Eventually the wind abated enough to continue.
Next morning it's cloudy and I am seething with frustration;
we've been in California for almost 10 days and it's
been nothing but hot and sunny. Now my plans for dramatic
opening shots lit by a low angle sun raking across the
desert have been stymied. Whilst I seethe, Kate Humble
is wandering around practising her opening piece to
camera - amazingly she can memorise the words in minutes,
and often ad lib an improvement into the bargain. Our
(very Californian) pilot gathers us together for a safety
briefing; he concludes with the memorably bizarre instruction;
"Stay frosty!" For the next few hours we concentrate
hard on filming whilst staying as "frosty"
as we can. The sun comes out and we get a precious few
minutes of aerial shots with the desert colours fired
up by the early morning light. I send one of the directors
off driving on cross country dirt tracks and we swoop
all around the car at Joshua tree height getting our
master driving shots. Flying so low like that it feels
like we own the desert completely - it's utterly exhilarating.
I finally start to relax when I hear Kate doing her
first on camera discussion with the scientists later
that morning. It sounds just like Rough Science, and
at last I know that all the planning is paying off.
There are a lot of laughs, science is suddenly fun,
and the combination of challenges feels about right.
The first day wasn't our only encounter with unseasonable
weather. The third challenge
- to make a water cooled spacesuit and go for a "moonwalk"
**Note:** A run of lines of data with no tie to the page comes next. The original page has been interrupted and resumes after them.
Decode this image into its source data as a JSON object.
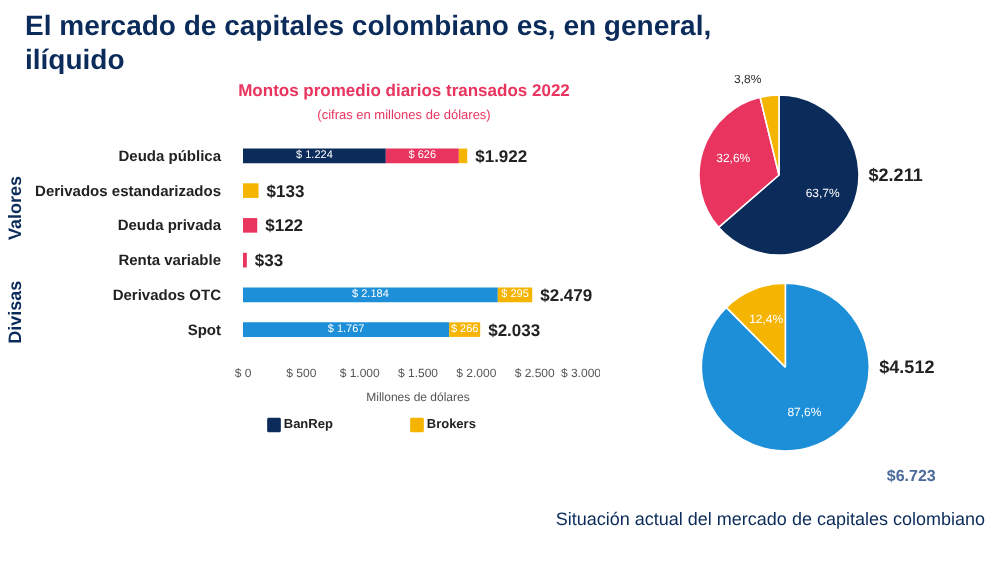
{
  "chart_data": [
    {
      "type": "bar",
      "orientation": "horizontal",
      "stacked": true,
      "title": "Montos promedio diarios transados 2022",
      "subtitle": "(cifras en millones de dólares)",
      "xlabel": "Millones de dólares",
      "categories": [
        "Deuda pública",
        "Derivados estandarizados",
        "Deuda privada",
        "Renta variable",
        "Derivados OTC",
        "Spot"
      ],
      "series": [
        {
          "name": "BanRep",
          "color": "#0b2c5a",
          "values": [
            1224,
            null,
            null,
            null,
            null,
            null
          ],
          "value_labels": [
            "$ 1.224",
            null,
            null,
            null,
            null,
            null
          ]
        },
        {
          "color": "#e8345e",
          "values": [
            626,
            null,
            122,
            33,
            null,
            null
          ],
          "value_labels": [
            "$ 626",
            null,
            null,
            null,
            null,
            null
          ]
        },
        {
          "color": "#1d8fd8",
          "values": [
            null,
            null,
            null,
            null,
            2184,
            1767
          ],
          "value_labels": [
            null,
            null,
            null,
            null,
            "$ 2.184",
            "$ 1.767"
          ]
        },
        {
          "name": "Brokers",
          "color": "#f5b400",
          "values": [
            72,
            133,
            null,
            null,
            295,
            266
          ],
          "value_labels": [
            null,
            null,
            null,
            null,
            "$ 295",
            "$ 266"
          ]
        }
      ],
      "totals": [
        "$1.922",
        "$133",
        "$122",
        "$33",
        "$2.479",
        "$2.033"
      ],
      "xlim": [
        0,
        3000
      ],
      "xticks": [
        {
          "value": 0,
          "label": "$ 0"
        },
        {
          "value": 500,
          "label": "$ 500"
        },
        {
          "value": 1000,
          "label": "$ 1.000"
        },
        {
          "value": 1500,
          "label": "$ 1.500"
        },
        {
          "value": 2000,
          "label": "$ 2.000"
        },
        {
          "value": 2500,
          "label": "$ 2.500"
        },
        {
          "value": 3000,
          "label": "$ 3.000"
        }
      ],
      "grid": false,
      "legend": "bottom",
      "annotations": [
        "El mercado de capitales colombiano es, en general, ilíquido",
        "Valores",
        "Divisas",
        "Situación actual del mercado de capitales colombiano"
      ]
    },
    {
      "type": "pie",
      "categories": [
        null,
        null,
        null
      ],
      "values": [
        63.7,
        32.6,
        3.8
      ],
      "colors": [
        "#0b2c5a",
        "#e8345e",
        "#f5b400"
      ],
      "value_labels": [
        "63,7%",
        "32,6%",
        "3,8%"
      ],
      "annotations": [
        "$2.211"
      ]
    },
    {
      "type": "pie",
      "categories": [
        null,
        null
      ],
      "values": [
        87.6,
        12.4
      ],
      "colors": [
        "#1d8fd8",
        "#f5b400"
      ],
      "value_labels": [
        "87,6%",
        "12,4%"
      ],
      "annotations": [
        "$4.512",
        "$6.723"
      ]
    }
  ]
}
in the heat of Death Valley - is almost ruined by the
weather. We wake on day three of filming ready for an
early start but the road to the mine is blocked by the
police. Sound recordist Rob goes to investigate and
reports that a very stern policewoman says that the
road has been "taken out" by the storms. The
traffic is backing up and no-one knows when it will
be clear. An already tough day is getting to be near
impossible. But just before lunch we get the all clear;
apparently "taken out" slightly exaggerated
the scale of the damage to the road.